Anyway, this may or may not be my 8th first blog post ever. However long it takes me to make a decision about a blog, multiply that by zero, and that's historically how much additional time I've spent on past blogs. I'm taking a new approach this time: Don't hide the crazy AND (dun dun DUNNNNN) get a secret identity.... Now! Cue the ooh's and ahh's! (What? No! Not the groans! Damn it, I have really got to get my sound effects dude under control. What in the world do I pay you for, Shane?? ....Hm? This is a written blog? Readers won't even hear the sound effects??? Son of a bitch.....)
No, Kennedy is not my real name. Not even close. And Tender, Loving Carelessness is not somehow an acronym for the street I live on or my favorite ice cream shop. This pseudo-original pseudonym allows me freedom I've never had in a blog before. The anonymity sets me apart to tell it all and hold nothing back and just be seriously fucking awesome.
That being said, it's likely I will send this around my inner circle of friends, so that they will become the Dick Graysons to my Bruce Wayne, the Chloe Sullivans to my Clark Kent, the Alfreds to my Bruce Way--shit, I did that one already. They'll be privy to my deep, dark secrets and they'll know all my smoldering hopes and desires. They'll know the truth about everything. And chances are, they'll get really, really pissed because I'll write about all the silly shit they say and do to me and they'll be all like, "What the fuck, 'Kennedy', I totally said that to you in confidence" and "Seriously?? I showed you that thing on my back NOT so you could take a picture of it and post it on your blog, 'Kennedy'".
So I guess I'll apologize now for irking you later, and beg for your forgiveness in advance. But, really, I'm not sorry because you'll be featured on my blog, and you'll be famous beyond your wildest dreams.

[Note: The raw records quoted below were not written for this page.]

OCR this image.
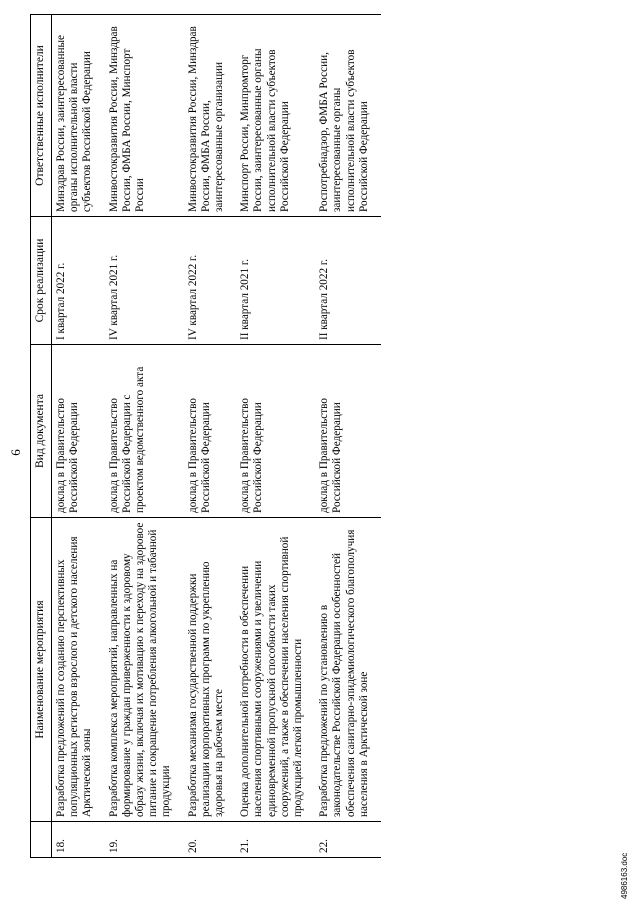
6
	Наименование мероприятия	Вид документа	Срок реализации	Ответственные исполнители
18.	Разработка предложений по созданию перспективных популяционных регистров взрослого и детского населения Арктической зоны	доклад в Правительство Российской Федерации	I квартал 2022 г.	Минздрав России, заинтересованные органы исполнительной власти субъектов Российской Федерации
19.	Разработка комплекса мероприятий, направленных на формирование у граждан приверженности к здоровому образу жизни, включая их мотивацию к переходу на здоровое питание и сокращение потребления алкогольной и табачной продукции	доклад в Правительство Российской Федерации с проектом ведомственного акта	IV квартал 2021 г.	Минвостокразвития России, Минздрав России, ФМБА России, Минспорт России
20.	Разработка механизма государственной поддержки реализации корпоративных программ по укреплению здоровья на рабочем месте	доклад в Правительство Российской Федерации	IV квартал 2022 г.	Минвостокразвития России, Минздрав России, ФМБА России, заинтересованные организации
21.	Оценка дополнительной потребности в обеспечении населения спортивными сооружениями и увеличении единовременной пропускной способности таких сооружений, а также в обеспечении населения спортивной продукцией легкой промышленности	доклад в Правительство Российской Федерации	II квартал 2021 г.	Минспорт России, Минпромторг России, заинтересованные органы исполнительной власти субъектов Российской Федерации
22.	Разработка предложений по установлению в законодательстве Российской Федерации особенностей обеспечения санитарно-эпидемиологического благополучия населения в Арктической зоне	доклад в Правительство Российской Федерации	II квартал 2022 г.	Роспотребнадзор, ФМБА России, заинтересованные органы исполнительной власти субъектов Российской Федерации
4986163.doc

In closing, I'm not sure if I'll actually keep up with my yet again newly started blog. This may be the very first and last time you ever hear from me. I hope that's not the case. I hope I come back tomorrow with the same unbridled enthusiasm and scrutiny I had for the blog box ratio fiasco. But if the past dictates the future...well, then, it was nice typing at you. Although....I was recently reminded by a particular someone that insanity is repeating the same thing over and over again and expecting a different result. Well, ladies and gents, here's the biggest "About Me" you'll get from me today: Turns out, I'm kind of big on the whole insanity thang.
So, until next time! Nope, no. That's a horrible sign-off. Stay classy, San Diego! That sounds copyrighted. Be your loveliest self until your loveliest isn't good enough! Oh, holy crap, I'm terrible at this.
Ok....................Um......................................................G'bye.
(Cue the outro music! What?! Oh, damn it all!)
[PS--The inspiration for this blog is the incomparable and hysterical Jenny Lawson. Drop everything and read everything she has written ever. And listen to her audiobook while you're at it 'cause it's the motherfuckin' shit, yo. www.TheBloggess.com and Let's Pretend This Never Happened (A Mostly True Memoir) You. Are. Welcome.]